Weighed down by a refugee crisis that shows no signs of abating, Lebanon's government aims to step out from the shadows of the United Nations and prove to potential big-money donors that it can take a role in saving not just Syrians, but Lebanon itself.
On Tuesday, donors from around the world will gather to help deal with the repercussions of the Syrian War, which has led to 12.2 million Syrians requiring humanitarian assistance and 3.4 million fleeing Syria.
Two previous donor conferences pledged a total of $3.9 billion.
Hala al-Helou, advisor to Rashid Derbas, Lebanon’s minister of social affairs, claimed the dangers of the war within Lebanon’s borders were now so profound they threatened not just long-suffering Syrian refugees, but the country itself.
Al-Halou said the country has been flooded with an estimated 1.5 million refugees threatening Lebanon’s stability.
“We won’t be able to tend, not just to the Syrians, but to our own people, which is why we’re going there to ask for. not just humanitarian support, but support that will keep Lebanon standing on its feet today,” she said.
Bringing together 78 countries and 40 humanitarian agencies, the Kuwait conference offers some hope of gaining such support.
“It is extremely vital, and wouldn’t be taking place if it wasn’t necessary,” said UNHCR MENA spokeswoman Bathoul Ahmed. “Hopefully this will be as successful [as the first two conferences] in terms of getting the support needed. There is a lot of money being asked for but we are still hopeful.”
Taking the lead
The United Natios and its various agencies have led the way in Lebanon, handling the vast majority of funds being pledged to help with the crisis.
But following in the footsteps of neighboring countries Turkey and Jordan, the Lebanese government is trying to take a stronger lead in overseeing how donors’ money is spent.
The Lebanon Crisis Response Plan (LCRP) was launched in December to decide how the donors’ pledges will be spent during the next two years.
The LCRP’s goal is aimed at addressing not just refugees but the Lebanese communities affected by their presence. It also is taking a wider effort to battle poverty and instability in a country where a delicate sectarian balance is being put in jeopardy by the jihadists in the region.
Al-Halou said that getting the government involved was a good strategy.
“But what’s different today is that the government needs to take [a] leadership [role]. Doing that means we need to have control over what’s going on. For the past four years it’s been random people identifying the random needs of communities,” she said.
Oxfam’s Lebanon representative Fran Beytreyson said that narrowing the focus to how the Syrian crisis impacted Syria and Syrians did not convey the regional scope of the crisis.
“It translates into every sector and every walk of life in neighboring countries, and that kind of scope and scale is not easily understood,” she said.

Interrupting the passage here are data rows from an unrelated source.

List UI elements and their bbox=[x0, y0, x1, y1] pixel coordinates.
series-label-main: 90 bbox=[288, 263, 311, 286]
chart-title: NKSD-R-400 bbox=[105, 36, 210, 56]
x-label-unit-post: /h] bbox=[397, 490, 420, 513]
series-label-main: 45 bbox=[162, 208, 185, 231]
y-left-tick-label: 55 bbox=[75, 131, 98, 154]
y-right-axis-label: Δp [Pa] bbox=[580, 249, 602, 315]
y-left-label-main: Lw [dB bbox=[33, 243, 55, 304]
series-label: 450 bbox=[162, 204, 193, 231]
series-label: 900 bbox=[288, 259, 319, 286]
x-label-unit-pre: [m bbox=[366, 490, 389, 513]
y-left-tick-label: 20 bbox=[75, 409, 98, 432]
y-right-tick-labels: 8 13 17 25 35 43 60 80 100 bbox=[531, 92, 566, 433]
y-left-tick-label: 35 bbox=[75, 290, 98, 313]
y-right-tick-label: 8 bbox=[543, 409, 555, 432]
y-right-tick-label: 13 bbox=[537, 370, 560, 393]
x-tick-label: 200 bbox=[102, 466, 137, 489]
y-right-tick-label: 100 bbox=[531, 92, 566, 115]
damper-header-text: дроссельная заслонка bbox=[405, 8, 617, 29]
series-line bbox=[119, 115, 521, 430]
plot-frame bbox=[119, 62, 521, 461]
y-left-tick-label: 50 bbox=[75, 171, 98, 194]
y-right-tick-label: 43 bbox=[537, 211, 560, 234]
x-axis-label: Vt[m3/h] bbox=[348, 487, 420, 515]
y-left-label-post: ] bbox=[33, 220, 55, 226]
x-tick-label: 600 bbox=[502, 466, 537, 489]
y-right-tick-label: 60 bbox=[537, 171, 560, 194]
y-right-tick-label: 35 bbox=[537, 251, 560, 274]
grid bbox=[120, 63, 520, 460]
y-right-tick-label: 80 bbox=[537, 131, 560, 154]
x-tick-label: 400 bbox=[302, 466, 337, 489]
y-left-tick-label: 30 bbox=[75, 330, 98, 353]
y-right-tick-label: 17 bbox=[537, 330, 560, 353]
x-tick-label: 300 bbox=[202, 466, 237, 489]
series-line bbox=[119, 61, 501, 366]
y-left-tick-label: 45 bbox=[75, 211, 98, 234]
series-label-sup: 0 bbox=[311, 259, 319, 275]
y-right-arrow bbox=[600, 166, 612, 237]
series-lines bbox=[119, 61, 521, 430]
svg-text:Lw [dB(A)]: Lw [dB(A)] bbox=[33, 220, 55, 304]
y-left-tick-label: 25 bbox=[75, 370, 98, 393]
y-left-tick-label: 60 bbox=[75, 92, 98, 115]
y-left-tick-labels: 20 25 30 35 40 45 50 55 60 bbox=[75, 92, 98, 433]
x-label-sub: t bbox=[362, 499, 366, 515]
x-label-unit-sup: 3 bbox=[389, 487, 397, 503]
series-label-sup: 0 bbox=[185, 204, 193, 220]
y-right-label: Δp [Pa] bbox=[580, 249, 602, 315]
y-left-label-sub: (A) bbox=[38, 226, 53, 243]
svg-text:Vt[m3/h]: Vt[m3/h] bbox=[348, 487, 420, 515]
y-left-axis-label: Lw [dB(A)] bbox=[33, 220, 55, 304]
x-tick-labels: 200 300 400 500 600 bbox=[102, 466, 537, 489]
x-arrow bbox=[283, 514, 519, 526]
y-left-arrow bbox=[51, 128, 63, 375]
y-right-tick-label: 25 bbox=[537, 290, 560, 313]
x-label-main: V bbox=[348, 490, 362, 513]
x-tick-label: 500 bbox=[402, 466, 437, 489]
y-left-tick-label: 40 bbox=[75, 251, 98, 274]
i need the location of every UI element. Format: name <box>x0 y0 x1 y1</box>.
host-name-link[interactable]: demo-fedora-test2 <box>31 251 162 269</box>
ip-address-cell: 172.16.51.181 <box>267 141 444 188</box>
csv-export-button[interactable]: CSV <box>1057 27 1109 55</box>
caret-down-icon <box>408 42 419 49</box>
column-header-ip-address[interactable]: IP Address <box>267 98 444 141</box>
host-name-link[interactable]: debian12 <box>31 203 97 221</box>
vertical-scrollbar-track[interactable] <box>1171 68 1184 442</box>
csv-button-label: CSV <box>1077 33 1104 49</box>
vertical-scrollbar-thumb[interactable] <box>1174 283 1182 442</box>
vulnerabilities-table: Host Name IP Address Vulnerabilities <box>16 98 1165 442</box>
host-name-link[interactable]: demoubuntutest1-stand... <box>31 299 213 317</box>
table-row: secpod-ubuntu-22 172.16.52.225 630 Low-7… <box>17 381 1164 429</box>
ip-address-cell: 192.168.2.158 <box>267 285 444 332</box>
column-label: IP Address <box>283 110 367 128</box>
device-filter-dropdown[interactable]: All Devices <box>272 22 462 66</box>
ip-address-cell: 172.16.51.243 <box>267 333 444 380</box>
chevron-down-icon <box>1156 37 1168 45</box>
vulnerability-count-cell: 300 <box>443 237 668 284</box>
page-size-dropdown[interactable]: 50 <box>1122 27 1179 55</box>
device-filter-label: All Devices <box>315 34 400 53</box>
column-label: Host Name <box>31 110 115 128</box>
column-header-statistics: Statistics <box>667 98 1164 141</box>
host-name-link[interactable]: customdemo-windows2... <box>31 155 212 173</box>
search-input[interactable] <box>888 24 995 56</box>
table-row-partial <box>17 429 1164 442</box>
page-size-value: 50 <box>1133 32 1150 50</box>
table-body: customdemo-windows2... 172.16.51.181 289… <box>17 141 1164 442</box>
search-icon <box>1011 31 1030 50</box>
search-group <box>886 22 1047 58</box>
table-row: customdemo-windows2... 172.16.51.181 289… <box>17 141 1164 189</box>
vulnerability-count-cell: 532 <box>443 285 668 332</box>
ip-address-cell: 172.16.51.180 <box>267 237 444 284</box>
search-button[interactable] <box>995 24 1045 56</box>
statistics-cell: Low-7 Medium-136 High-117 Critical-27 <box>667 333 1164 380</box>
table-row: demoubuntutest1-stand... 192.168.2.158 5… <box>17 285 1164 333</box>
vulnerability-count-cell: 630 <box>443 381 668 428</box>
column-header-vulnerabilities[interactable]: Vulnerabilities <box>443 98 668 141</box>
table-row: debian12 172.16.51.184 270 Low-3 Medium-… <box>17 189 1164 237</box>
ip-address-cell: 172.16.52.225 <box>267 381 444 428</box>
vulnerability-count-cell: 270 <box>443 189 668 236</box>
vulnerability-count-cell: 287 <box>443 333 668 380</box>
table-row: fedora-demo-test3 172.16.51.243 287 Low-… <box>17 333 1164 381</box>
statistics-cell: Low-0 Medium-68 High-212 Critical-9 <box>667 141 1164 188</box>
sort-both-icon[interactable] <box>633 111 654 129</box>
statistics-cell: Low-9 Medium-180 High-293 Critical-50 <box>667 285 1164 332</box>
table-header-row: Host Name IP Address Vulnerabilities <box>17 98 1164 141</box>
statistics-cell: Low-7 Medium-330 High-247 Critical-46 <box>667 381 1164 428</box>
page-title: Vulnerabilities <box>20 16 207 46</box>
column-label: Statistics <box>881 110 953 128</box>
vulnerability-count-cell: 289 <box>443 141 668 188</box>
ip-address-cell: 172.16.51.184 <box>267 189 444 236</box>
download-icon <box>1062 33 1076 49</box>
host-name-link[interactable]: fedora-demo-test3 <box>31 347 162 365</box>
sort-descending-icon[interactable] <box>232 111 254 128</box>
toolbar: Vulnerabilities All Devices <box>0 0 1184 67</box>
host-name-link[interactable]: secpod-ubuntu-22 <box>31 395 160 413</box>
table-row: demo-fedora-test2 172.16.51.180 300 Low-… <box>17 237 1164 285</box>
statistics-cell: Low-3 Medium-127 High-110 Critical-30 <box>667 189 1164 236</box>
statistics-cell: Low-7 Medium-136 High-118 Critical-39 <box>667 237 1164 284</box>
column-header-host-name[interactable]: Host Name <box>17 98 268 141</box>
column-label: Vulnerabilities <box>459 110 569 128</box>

Despite the large amount of money pledged at the previous two conferences, many said the international community was still not doing enough for Syria.
Some warned it could get worse as a result of donor fatigue. In 2013, 71 percent of the required funds to help those affected by the crisis were provided, a figure that dropped to 57 percent in 2014.
“We need to build the capacities of the institutions, NGOs and civil society,” said Helou. “These are the people who will continue to the support when the donors get tired, and the U.N. agencies don’t have the money any more - it will be the government that takes over this work.”
Efforts to expand the focus of aid to reach beyond the immediate need of Syrian refugees and address the destabilizing impact of the war as a whole through broader state-support are reflected in a wider trend among donors and those distributing the funds.
The U.N. relief plan for 2015/16 is seeking $8.4 billion to assist the nearly 18 million people affected by the conflict, including both Syrians and those affected in countries like Lebanon.
“We had to look at going beyond immediate assistance and address more ways of supporting the hosting countries” said UNHCR spokeswoman Ahmed.
Although the Lebanese government’s efforts to take more control in distributing donations seems by some to be a good approach, convincing donors to place more trust in the government may not be an easy task.
The country recently ranked 136th out of 175 for Transparency International’s Corruption Perceptions Index.
Virginie Lefevre is a program and partnerships coordinator for the Amel Association, one of number of Lebanese NGOs being represented at the conference.
Lefevre told VOA that she had heard concerns regarding a shift of money and resources away from refugees and towards the state.
"It will take a lot of work to convince donors to work directly with the Lebanese government rather than through bodies like the United Nations," she sad. "But such concerns should not prevent the Lebanese government from taking an increasing lead in managing the crisis. It is up to those like the Amel Association to keep an eye on how the government handled funding."